Hava durumu kar alarmı verdiği anda, trafik çilesine alışan İstanbullu, ilk iş eve kapanıyor.
Eve kapanınca da TV dizilerine kilitlenmek istiyor. Ağız tadıyla izleyeceğimiz, izlerken deşarj olacağımız bir TV dizileri kalmıştı, onlar da yeni dönemde son derece özensiz.
Hatta özensiz kelimesi de yetersiz, senaryolar tamamen şişirme. Nerede İkinci Bahar, nerede Asmalı Konak?
Yılın, daha doğrusu son yılların en heyecanla tanıtılan ve tabii beklenen dizisi Gecenin Kraliçesi de tam bir fiyasko.
Kurtarmaya yeter mi?
Meryem’in dizisi diye aylarca tanıtım yapıldı, yine aylarca senaryo arandı, sonunda bulundu, kaldı ki bulunan senaryo da Acı Aşk dizisiyle ciddi benzerlikler taşıyor.
Gerçi konudan daha da önemli olan nasıl işlendiği...
Şimdi yeni formül, TV dizileri yurtdışına pazarlandığı için hikaye yurtdışında başlıyor.
Meryem Uzerli’nin dizisi Gecenin Kraliçesi Güney Fransa’da Grasse’ta, Belçim Bilgin’in dizisi Kördüğüm ise Güney İtalya’da başlıyor.
Gecenin Kraliçesi’nde de, Kördüğüm’de de türlü saçmalıklar var. Güney Fransa’da otelde kalan işadamının beğendiği kızı tavlamak için annesine kara lahana çorbası yapmasından Belçim Bilgin’in canlandırdığı Naz karakteri dışında koca hastanede teşhis koyabilen başka bir doktor olmamasına kadar...
Kaldı ki teşhis koyma metotları da modern tıbba olan inancımızı kökünden sarsıyor.
Reklamlarla imtihan
Tabii bu arada dizilerin arasındaki reklamlar da dikkatimizi dağıtıyor.
Meryem’in şampuanı mı, makyaj malzemesi mi derken karakterine odaklanmak mümkün olmuyor.
Bir de saçının maşalı, en kötü haliyle ailenin küçük kız çocuğuna “Senin saçını da böyle yaparım” demesi bardağı taşıran son damla oluyor.
Aynı Muhteşem Yüzyıl Kösem’de Beren Saat’in Kenan Doğulu’yla birlikte oynadığı reklamlarda olduğu gibi.

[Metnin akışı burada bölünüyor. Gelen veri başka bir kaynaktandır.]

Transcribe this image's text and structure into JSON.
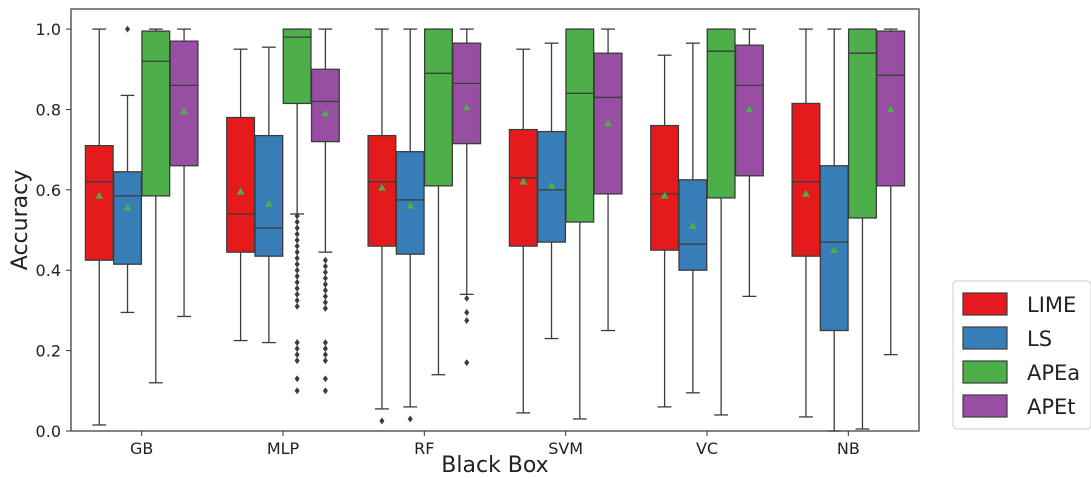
{
  "chart_data": {
    "type": "box",
    "xlabel": "Black Box",
    "ylabel": "Accuracy",
    "ylim": [
      0.0,
      1.05
    ],
    "yticks": [
      0.0,
      0.2,
      0.4,
      0.6,
      0.8,
      1.0
    ],
    "ytick_labels": [
      "0.0",
      "0.2",
      "0.4",
      "0.6",
      "0.8",
      "1.0"
    ],
    "categories": [
      "GB",
      "MLP",
      "RF",
      "SVM",
      "VC",
      "NB"
    ],
    "legend": {
      "placement": "right"
    },
    "grid": false,
    "mean_marker_color": "#4daf4a",
    "series": [
      {
        "name": "LIME",
        "color": "#e41a1c",
        "boxes": [
          {
            "whislo": 0.015,
            "q1": 0.425,
            "med": 0.62,
            "q3": 0.71,
            "whishi": 1.0,
            "mean": 0.585,
            "fliers": []
          },
          {
            "whislo": 0.225,
            "q1": 0.445,
            "med": 0.54,
            "q3": 0.78,
            "whishi": 0.95,
            "mean": 0.595,
            "fliers": []
          },
          {
            "whislo": 0.055,
            "q1": 0.46,
            "med": 0.62,
            "q3": 0.735,
            "whishi": 1.0,
            "mean": 0.605,
            "fliers": [
              0.025
            ]
          },
          {
            "whislo": 0.045,
            "q1": 0.46,
            "med": 0.63,
            "q3": 0.75,
            "whishi": 0.95,
            "mean": 0.62,
            "fliers": []
          },
          {
            "whislo": 0.06,
            "q1": 0.45,
            "med": 0.59,
            "q3": 0.76,
            "whishi": 0.935,
            "mean": 0.585,
            "fliers": []
          },
          {
            "whislo": 0.035,
            "q1": 0.435,
            "med": 0.62,
            "q3": 0.815,
            "whishi": 1.0,
            "mean": 0.59,
            "fliers": []
          }
        ]
      },
      {
        "name": "LS",
        "color": "#377eb8",
        "boxes": [
          {
            "whislo": 0.295,
            "q1": 0.415,
            "med": 0.585,
            "q3": 0.645,
            "whishi": 0.835,
            "mean": 0.555,
            "fliers": [
              1.0
            ]
          },
          {
            "whislo": 0.22,
            "q1": 0.435,
            "med": 0.505,
            "q3": 0.735,
            "whishi": 0.955,
            "mean": 0.565,
            "fliers": []
          },
          {
            "whislo": 0.06,
            "q1": 0.44,
            "med": 0.575,
            "q3": 0.695,
            "whishi": 1.0,
            "mean": 0.56,
            "fliers": [
              0.03
            ]
          },
          {
            "whislo": 0.23,
            "q1": 0.47,
            "med": 0.6,
            "q3": 0.745,
            "whishi": 0.965,
            "mean": 0.61,
            "fliers": []
          },
          {
            "whislo": 0.095,
            "q1": 0.4,
            "med": 0.465,
            "q3": 0.625,
            "whishi": 0.965,
            "mean": 0.51,
            "fliers": []
          },
          {
            "whislo": 0.0,
            "q1": 0.25,
            "med": 0.47,
            "q3": 0.66,
            "whishi": 1.0,
            "mean": 0.45,
            "fliers": []
          }
        ]
      },
      {
        "name": "APEa",
        "color": "#4daf4a",
        "boxes": [
          {
            "whislo": 0.12,
            "q1": 0.585,
            "med": 0.92,
            "q3": 0.995,
            "whishi": 1.0,
            "mean": 0.79,
            "fliers": []
          },
          {
            "whislo": 0.54,
            "q1": 0.815,
            "med": 0.98,
            "q3": 1.0,
            "whishi": 1.0,
            "mean": 0.855,
            "fliers": [
              0.535,
              0.52,
              0.505,
              0.49,
              0.475,
              0.46,
              0.445,
              0.43,
              0.415,
              0.4,
              0.385,
              0.37,
              0.355,
              0.34,
              0.325,
              0.31,
              0.22,
              0.205,
              0.19,
              0.175,
              0.13,
              0.1
            ]
          },
          {
            "whislo": 0.14,
            "q1": 0.61,
            "med": 0.89,
            "q3": 1.0,
            "whishi": 1.0,
            "mean": 0.79,
            "fliers": []
          },
          {
            "whislo": 0.03,
            "q1": 0.52,
            "med": 0.84,
            "q3": 1.0,
            "whishi": 1.0,
            "mean": 0.755,
            "fliers": []
          },
          {
            "whislo": 0.04,
            "q1": 0.58,
            "med": 0.945,
            "q3": 1.0,
            "whishi": 1.0,
            "mean": 0.79,
            "fliers": []
          },
          {
            "whislo": 0.005,
            "q1": 0.53,
            "med": 0.94,
            "q3": 1.0,
            "whishi": 1.0,
            "mean": 0.765,
            "fliers": []
          }
        ]
      },
      {
        "name": "APEt",
        "color": "#984ea3",
        "boxes": [
          {
            "whislo": 0.285,
            "q1": 0.66,
            "med": 0.86,
            "q3": 0.97,
            "whishi": 1.0,
            "mean": 0.795,
            "fliers": []
          },
          {
            "whislo": 0.445,
            "q1": 0.72,
            "med": 0.82,
            "q3": 0.9,
            "whishi": 1.0,
            "mean": 0.79,
            "fliers": [
              0.425,
              0.41,
              0.395,
              0.38,
              0.365,
              0.35,
              0.335,
              0.32,
              0.305,
              0.22,
              0.205,
              0.19,
              0.175,
              0.13,
              0.1
            ]
          },
          {
            "whislo": 0.34,
            "q1": 0.715,
            "med": 0.865,
            "q3": 0.965,
            "whishi": 1.0,
            "mean": 0.805,
            "fliers": [
              0.33,
              0.295,
              0.275,
              0.17
            ]
          },
          {
            "whislo": 0.25,
            "q1": 0.59,
            "med": 0.83,
            "q3": 0.94,
            "whishi": 1.0,
            "mean": 0.765,
            "fliers": []
          },
          {
            "whislo": 0.335,
            "q1": 0.635,
            "med": 0.86,
            "q3": 0.96,
            "whishi": 1.0,
            "mean": 0.8,
            "fliers": []
          },
          {
            "whislo": 0.19,
            "q1": 0.61,
            "med": 0.885,
            "q3": 0.995,
            "whishi": 1.0,
            "mean": 0.8,
            "fliers": []
          }
        ]
      }
    ]
  }
}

Elbette, oyuncular reklamlarda yer alacak. Ama dizinin inandırıcılığı için bu süreç daha iyi yönetilmeli.
Mucize beklenmemeli
Tabii daha da önemlisi bir dizinin tutup tutmaması sadece tek bir yıldıza yüklenmemeli.
Oyuncular süper kahraman değil. Üstelik, artık star devri de kapandı. Artık herkes kendi çapında birer star.
Andy Warhol’ün dediği gibi, “Herkes bir gün 15 dakikalığına şöhret olacak” gerçek oldu.
Hem de 15 dakikalığına da değil, isteyen sosyal medya sayesinde 7x24 gündemde olabiliyor. Artık yıldızların nerede, ne yaptığı, ne yediği, ne içtiği her şey gözlerimizin önünde. Ulaşılmazlıkları kalmadığı için eskisi gibi bir üst kategoride değiller artık.
Tabii bu, yaptıkları işlere de yansıyor.
Kıvanç Tatlıtuğ - Kurt Seyit ve Şura örneğinde de gördük, dizinin başrolünde dönemin en popüler ismi olsa da reyting almaya yetmiyor.
Giderek tam bir felaket halini alan Paramparça’da da bir kez daha görüyoruz, Dilara rolündeki Ebru Özkan, başrollerdeki Nurgül Yeşilçay ve Erkan Petekkaya’dan daha çok ses getirdi ve dizinin başarısında daha etkili oldu.
Senaryo bu kadar kötü gitmeseydi, Nurgül Yeşilçay’ın ayrılığı diziyi etkilemezdi bile.
Yönetmen ve senariste düşen görev oyunculara düşenden daha fazla. Sonuçta, oyuncuyu iyi ya da kötü göstermek tamamen yönetmen ve senaristin elinde.
Yurtdışında fenomen haline gelen Türk dizilerinde de görüyoruz, başarının sırrı tek kişide değil, ekipte.
Dizi sektörünün bu kadar büyüdüğü, yurtdışında birçok ülkeye Türk dizilerinin satıldığı, büyük paraların kazanıldığı bir dönemde biz izleyiciler de daha iyisini hak etmiyor muyuz?